Compulsive Sexual Behaviours in Neurodivergent Adults and Children: Looking Beneath the Surface.
- Tori McCarthy
- Sep 18
- 3 min read
When people hear “compulsive sexual behaviour,” their minds often jump to addiction or dangerous intent. In neurodivergent communities—autism, ADHD, and related conditions—this assumption not only misses the mark, it causes harm. Behaviours that look sexual can serve very different functions in both children and adults. Without that understanding, people risk being labelled deviant when they’re actually trying to regulate, communicate, or simply cope.
How it shows up in children
Children learn about bodies and sexuality through education, modelling, and exploration. But for autistic and ADHD kids, the learning process is often delayed, patchy, or literal. This means sexual behaviours may pop up in ways that alarm adults, even when the intent is far from sexual.
Vocal stimming and scripting: A child might repeat a sexual word or phrase they’ve overheard—not to sexualise others, but because it has become part of their regulation routine or “loop.”
Blurting sexual comments: With ADHD, impulse control can be weak. Comments tumble out before the brain can pause. What sounds like harassment is often an impulse paired with curiosity.
Touching/masturbation in public: For some kids, this is about sensory soothing or overwhelm. They haven’t yet absorbed the rules of “public vs. private,” so education—not punishment—is needed.
When misunderstood, these children are at risk of being excluded, shamed, or even criminalised. The damage this does to their self-image and social development can be profound.
How it shows up in adults
By adulthood, many neurodivergent people have carried years of shame around behaviours that weren’t understood in childhood. The patterns often persist, but the stakes are higher.
Repetitive porn use or masturbation: Can function like stimming—predictable, regulating, numbing. It only crosses into compulsive sexual behaviour disorder (CSBD) when there’s a repeated loss of control, ongoing distress, and impairment in daily life.
Blurting inappropriate comments: In workplaces or relationships, impulsive comments can create misunderstanding and stigma. Adults often describe deep shame afterwards, saying, “I don’t know why I said that.”
Hypersexual behaviour in ADHD: Adults with ADHD may cycle between periods of impulsive sexual activity and regret, especially when emotional dysregulation or mood instability is present.
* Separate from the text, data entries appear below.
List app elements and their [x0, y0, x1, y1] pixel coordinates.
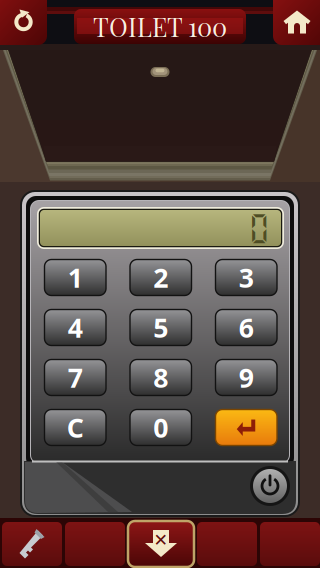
- staticText: 1: [68, 260, 83, 295]
- button[interactable]: Empty slot 4: [197, 522, 257, 566]
- button[interactable]: 8: [130, 360, 192, 396]
- button[interactable]: 4: [44, 310, 106, 346]
- button[interactable]: Enter: [216, 410, 277, 446]
- button[interactable]: Restart: [0, 0, 47, 45]
- staticText: 7: [68, 360, 83, 395]
- button[interactable]: 1: [44, 260, 106, 296]
- staticText: 6: [239, 310, 254, 345]
- button[interactable]: 7: [44, 360, 106, 396]
- button[interactable]: 5: [130, 310, 192, 346]
- staticText: C: [67, 410, 84, 445]
- button[interactable]: TOILET 100: [74, 9, 246, 44]
- button[interactable]: 6: [216, 310, 277, 346]
- button[interactable]: 0: [130, 410, 192, 446]
- staticText: ✕: [154, 530, 168, 550]
- staticText: TOILET 100: [93, 10, 227, 43]
- button[interactable]: Key item: [2, 522, 62, 566]
- button[interactable]: Empty slot 5: [260, 522, 320, 566]
- staticText: 0: [248, 210, 270, 246]
- button[interactable]: 2: [130, 260, 192, 296]
- button[interactable]: Empty slot 2: [65, 522, 125, 566]
- staticText: 0: [153, 410, 168, 445]
- staticText: 3: [239, 260, 254, 295]
- button[interactable]: 3: [216, 260, 277, 296]
- button[interactable]: Power: [249, 465, 291, 507]
- button[interactable]: Close: [128, 521, 194, 567]
- button[interactable]: Home: [273, 0, 320, 45]
- staticText: 9: [239, 360, 254, 395]
- staticText: 5: [153, 310, 168, 345]
- staticText: 8: [153, 360, 168, 395]
- button[interactable]: 9: [216, 360, 277, 396]
- staticText: 2: [153, 260, 168, 295]
- button[interactable]: C: [44, 410, 106, 446]
- staticText: 4: [68, 310, 83, 345]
Autistic adults and scripting: Just as in childhood, echolalia or scripting can include sexualised language. Without context, others misinterpret it as harassment, when it’s often repetition without intent.
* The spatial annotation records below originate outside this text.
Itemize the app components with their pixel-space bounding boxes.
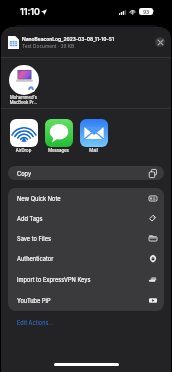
staticText: Copy [17, 170, 149, 177]
button[interactable]: Mail [76, 119, 111, 153]
staticText: 11:10 [20, 6, 40, 17]
button[interactable]: New Quick Note [8, 188, 164, 208]
button[interactable]: Copy [8, 166, 164, 180]
button[interactable]: Import to ExpressVPN Keys [8, 269, 164, 290]
button[interactable]: Close [155, 37, 165, 47]
staticText: Authenticator [17, 255, 149, 262]
staticText: YouTube PiP [17, 297, 149, 304]
staticText: 93 [143, 9, 149, 15]
staticText: Add Tags [17, 215, 149, 222]
button[interactable]: Authenticator [8, 248, 164, 269]
button[interactable]: Edit Actions… [17, 320, 54, 327]
staticText: Messages [41, 148, 76, 153]
staticText: Edit Actions… [17, 320, 54, 327]
staticText: New Quick Note [17, 195, 149, 202]
button[interactable]: AirDrop [6, 119, 41, 153]
staticText: Save to Files [17, 235, 149, 242]
button[interactable]: Add Tags [8, 208, 164, 228]
button[interactable]: Messages [41, 119, 76, 153]
staticText: AirDrop [6, 148, 41, 153]
staticText: NanoBeaconLog_2023-03-08_11-10-51 [22, 36, 114, 42]
staticText: Mail [76, 148, 111, 153]
staticText: Text Document · 39 KB [22, 43, 75, 49]
button[interactable]: YouTube PiP [8, 290, 164, 311]
staticText: Mohammed's MacBook Pr… [2, 95, 45, 105]
button[interactable]: Mohammed's MacBook Pr… [2, 65, 45, 105]
button[interactable]: Save to Files [8, 228, 164, 248]
staticText: Import to ExpressVPN Keys [17, 276, 149, 283]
What both groups have in common
Whether in children or adults, the underlying drivers are similar:
Regulation: Using sexual behaviour as a way to soothe, focus, or cope with stress.
Impulsivity: Acting or speaking without filtering.
Communication gaps: Literal questions or scripts mistaken for sexual intent.
Shame loops: Feeling “bad” or “broken” because behaviours were misinterpreted.
Rethinking the response
For both adults and children, the key is shifting from moral judgement to functional understanding.
Ask: What job is this behaviour doing for the nervous system?
Teach: Clear, concrete rules around public/private, consent, and body safety.
Support: Offer alternative regulation strategies and impulse-control tools.
Reduce shame: Separate the behaviour from the person. Neurodivergent people are not “bad” or “dangerous” for needing regulation.
Why early intervention matters
Without early intervention, these misunderstood behaviours can become entrenched. What starts as impulsive blurting or self-soothing can spiral into compulsive patterns—and over time, into addiction-like cycles of secrecy, shame, and loss of control.
When children aren’t given the right education and support, they may grow up carrying shame, hiding their behaviour, and turning to sexual outlets for regulation in adulthood. This is how a regulating behaviour becomes a compulsive one—and eventually a full-blown struggle with compulsive sexual behaviour disorder or sexual addiction.
The good news? Early, compassionate intervention changes the story. When we teach children clear rules, provide safe alternatives, and reduce shame, we stop these behaviours from snowballing. We help adults break free from the cycle before it takes deeper root.